Kohl’s, too, has adapted its prototype approach to stores in an effort to fit various market conditions. So far, it has opened 39 of its 68,000-square-foot small-format stores to supplement the 88,000-square-foot mainstay prototype. In addition, Kohl’s has opened four 133,000-square-foot stores in urban environments. All three of these formats will be used as the retailer continues to expand.
Kohl’s introduced a new prototype in fall 2006, and the company said it plans to continue on building all of its new stores with similar “updated” features, such as wider aisles, updated fitting rooms and enhanced lifestyle graphics on signage throughout the store.
In addition to building new stores, revamping current stores is another part of Kohl’s growth strategy going forward. The company said it will remodel 29 of its existing stores by mid-month, and it plans to double the number of store remodels next year. Right now, 90 of Kohl’s 834 stores have been upgraded to reflect the company’s latest prototype.
JCPenney also announced that a portion of its growth plan included store updates. Penney’s currently operates 1,033 stores, and the company plans on renovating up to 80% of its store base by 2011. Right now, the company has 45% of its store base renovated.
In the six-state region of California, Nevada, Utah, Colorado, New Mexico and Arizona, Kohl’s has developed a store presence that is every bit as aggressive as that of JCPenney. However, in the five states directly to the north (including Oregon, Washington, Idaho, Montana and Wyoming) Kohl’s ended 2006 with merely 10 stores in all (versus Penney’s 58).
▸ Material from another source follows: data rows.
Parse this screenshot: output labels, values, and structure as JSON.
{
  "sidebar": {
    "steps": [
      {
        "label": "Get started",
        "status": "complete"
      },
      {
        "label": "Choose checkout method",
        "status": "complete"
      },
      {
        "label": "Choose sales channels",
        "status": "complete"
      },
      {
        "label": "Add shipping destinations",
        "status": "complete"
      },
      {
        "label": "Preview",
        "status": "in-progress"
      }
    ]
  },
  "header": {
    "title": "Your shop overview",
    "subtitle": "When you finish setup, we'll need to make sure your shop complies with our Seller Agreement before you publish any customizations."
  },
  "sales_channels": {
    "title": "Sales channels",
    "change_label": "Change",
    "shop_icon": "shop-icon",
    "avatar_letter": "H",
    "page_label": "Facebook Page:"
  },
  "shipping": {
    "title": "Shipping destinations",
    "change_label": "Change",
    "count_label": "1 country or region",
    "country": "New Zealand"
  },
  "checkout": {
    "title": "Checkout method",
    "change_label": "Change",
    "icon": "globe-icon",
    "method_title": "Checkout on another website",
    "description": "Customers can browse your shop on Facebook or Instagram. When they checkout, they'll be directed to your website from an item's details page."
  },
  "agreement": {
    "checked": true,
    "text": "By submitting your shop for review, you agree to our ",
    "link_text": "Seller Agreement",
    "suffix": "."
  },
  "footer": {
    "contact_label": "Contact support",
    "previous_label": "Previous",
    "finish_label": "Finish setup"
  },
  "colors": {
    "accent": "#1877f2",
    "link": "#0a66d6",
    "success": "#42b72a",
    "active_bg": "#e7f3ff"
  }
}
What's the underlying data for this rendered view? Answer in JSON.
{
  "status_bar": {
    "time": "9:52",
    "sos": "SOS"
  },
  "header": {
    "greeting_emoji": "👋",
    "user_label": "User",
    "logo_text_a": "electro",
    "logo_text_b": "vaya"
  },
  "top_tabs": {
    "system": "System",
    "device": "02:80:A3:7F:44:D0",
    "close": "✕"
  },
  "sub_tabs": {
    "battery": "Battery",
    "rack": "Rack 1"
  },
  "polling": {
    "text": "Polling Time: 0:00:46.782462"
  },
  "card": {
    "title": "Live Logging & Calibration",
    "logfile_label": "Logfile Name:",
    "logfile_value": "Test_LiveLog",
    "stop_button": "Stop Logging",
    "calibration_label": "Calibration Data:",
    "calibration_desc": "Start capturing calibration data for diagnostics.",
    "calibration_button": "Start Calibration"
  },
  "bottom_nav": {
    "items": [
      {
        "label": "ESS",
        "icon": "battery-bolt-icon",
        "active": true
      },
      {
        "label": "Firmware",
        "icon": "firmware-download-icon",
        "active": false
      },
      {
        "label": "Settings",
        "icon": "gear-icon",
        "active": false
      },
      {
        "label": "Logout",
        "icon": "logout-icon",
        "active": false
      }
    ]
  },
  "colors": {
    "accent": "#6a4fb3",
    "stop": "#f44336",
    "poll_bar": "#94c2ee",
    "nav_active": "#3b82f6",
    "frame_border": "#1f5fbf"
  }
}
To address this disparity, Kohl’s has begun to add new stores to the region (including the 10 it opened in Oregon and Washington in 2006) and plans to open a total of 10 more this year in Idaho and Wyoming.
STORE COUNT KEY*
Kohl’s Stores
JC Penney Stores
The off-mall space is the new growth vehicle for mid-tier retailers, according to industry analysts, because there is limited growth in the mall space moving forward.
“If you want to grow, you have to go off-mall,” said Howard Davidowitz, chairman of Davidowitz & Associates. “I think there are maybe a total of six malls planned to be built this year. Unless you’re taking over an old May Co. store space, there simply is no opportunity for growth for department stores other than off-the-mall.”
Consumers are pressed for time and off-mall stores fit more easily into the Middle American shopper’s weekly routine, Davidowitz said. In addition, they can be more profitable: JCPenney has said that its shoppers who visit its off-mall stores double its wallet spend compared to those who shop in Penney’s mall locations.
In addition, consumers demand unique merchandise, which is another place where Kohl’s and JCPenney are offering plenty of enticement. Kohl’s is opening a design center in New York to support its new exclusive brands, which include Chaps, Candie’s, ELLE and, coming this fall, Simply Vera by Vera Wang and the Food Network. Currently, about 7% of the company’s offerings are own brands, although some retailers today offer as much as 10% to 20% of their assortment in exclusive brands. JCPenney, for example, has up to 45% of its merchandising mix in private label brands, and some of its owned brands, like Arizona, bring in more than $1 billion each year in annual sales.